I had acquired a rather large pile of dirt that I shoveled into the only corner to which the sun did lend no light. Despite my suffering days without water, it was a blessing because the guards never looked into my room. The crack in the side of the wall slowly expanded from a hollow to a tunnel that was just wide enough to fit my waning body through. The tunnel went straight ahead for about five feet and then curved upward to meet the old waste chute. My cell was once the “dumping room” of the prison. I figured I would move up the chute, out the hole near the rear of the prison, and sneak out under the cover of night.
I spent the entire day working. I made sure the tunnel was wide enough all the way through and practiced climbing the chute. I was relatively confident in my plan despite the fact that I’d never had to sneak out of anywhere. I didn’t have to worry about the guards because my punishment was still going on.

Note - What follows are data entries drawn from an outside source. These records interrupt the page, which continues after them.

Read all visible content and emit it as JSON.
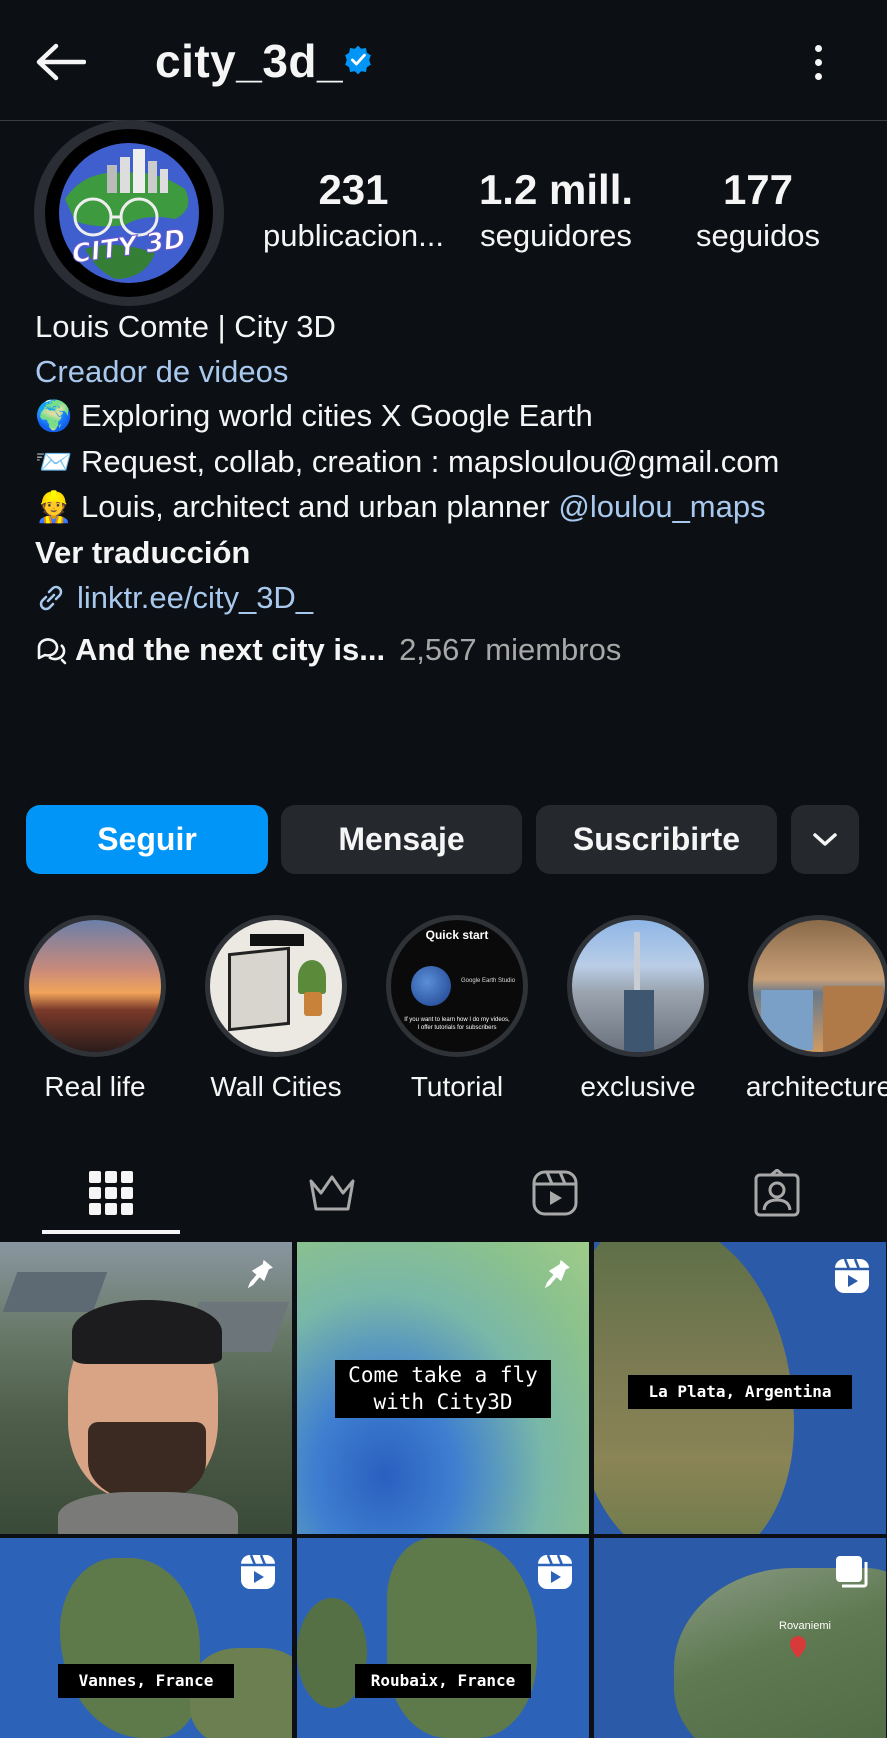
{
  "header": {
    "username": "city_3d_",
    "back_icon": "arrow-left-icon",
    "verified_icon": "verified-badge-icon",
    "more_icon": "more-vertical-icon"
  },
  "stats": {
    "posts_count": "231",
    "posts_label": "publicacion...",
    "followers_count": "1.2 mill.",
    "followers_label": "seguidores",
    "following_count": "177",
    "following_label": "seguidos"
  },
  "avatar": {
    "logo_text": "CITY 3D"
  },
  "bio": {
    "name": "Louis Comte | City 3D",
    "category": "Creador de videos",
    "line1_emoji": "🌍",
    "line1_text": "Exploring world cities X Google Earth",
    "line2_emoji": "📨",
    "line2_text": "Request, collab, creation : mapsloulou@gmail.com",
    "line3_emoji": "👷",
    "line3_text": "Louis, architect and urban planner ",
    "line3_mention": "@loulou_maps",
    "translate": "Ver traducción",
    "link": "linktr.ee/city_3D_"
  },
  "channel": {
    "name": "And the next city is...",
    "members": "2,567 miembros"
  },
  "buttons": {
    "follow": "Seguir",
    "message": "Mensaje",
    "subscribe": "Suscribirte"
  },
  "highlights": [
    {
      "label": "Real life"
    },
    {
      "label": "Wall Cities"
    },
    {
      "label": "Tutorial",
      "cover_title": "Quick start",
      "cover_sub": "Google Earth Studio",
      "cover_text": "If you want to learn how I do my videos, I offer tutorials for subscribers"
    },
    {
      "label": "exclusive"
    },
    {
      "label": "architecture"
    }
  ],
  "tabs": [
    {
      "name": "posts",
      "icon": "grid-icon"
    },
    {
      "name": "exclusive",
      "icon": "crown-icon"
    },
    {
      "name": "reels",
      "icon": "reels-icon"
    },
    {
      "name": "tagged",
      "icon": "tagged-person-icon"
    }
  ],
  "grid": [
    {
      "type": "pinned",
      "caption": ""
    },
    {
      "type": "pinned",
      "caption": "Come take a fly\nwith City3D"
    },
    {
      "type": "reel",
      "caption": "La Plata, Argentina"
    },
    {
      "type": "reel",
      "caption": "Vannes, France"
    },
    {
      "type": "reel",
      "caption": "Roubaix, France"
    },
    {
      "type": "carousel",
      "caption": "",
      "map_label": "Rovaniemi"
    }
  ],
  "colors": {
    "background": "#0c1014",
    "accent": "#0095f6",
    "link": "#a8c8ee",
    "secondary_button": "#25292e",
    "muted_text": "#a8a8a8"
  }
}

Finally, my star appeared through the window. I waited until the guards were finished locking the others into their cells. When all was quiet, I crawled into the whole in the wall. I moved slowly through the tunnel careful not to make a sound. I made it all the way to the base of the cute when I heard the sound of a door close. I froze. I was sure the sound of my pounding heart would give me away. After a few seconds of silence, I made my way back to the cell with my heart slowly sinking to the pit of my stomach. I peered through the opening of my tunnel into the cell black as tar. I heard footsteps coming toward my cell and the jingle of keys. I counted out the footsteps in my head. After the steps reached fifty, I knew they were headed to my cell. I had about forty-five seconds. I pounced on the pile of dirt in the corner and began frantically tossing it by the armful into the whole. Tears began to pour from my eyes and blind me further. My heart ticked away with the seconds as they passed. I scrambled to fill the hole with the last handfuls of dirt.
As I punched the now almost solid wall of dirt as silently as possible to pack it in, I heard the final footsteps. I threw myself onto my pallet and tried to calm by breathing while I listened to the sound of the lock opening. I held my breath as the door creaked open. I jumped at the sound of something hitting the floor.
I didn’t let myself breath until the door was locked again and the footsteps died away. Anger and agonizing pain overwhelmed me. I let the tears fall uncontrollably as I thought of my almost escape.
I lay awake until my star disappeared at dawn. I stared at the disgusting golden haze that filled my cell and turned it to mud. God the heat was torturous.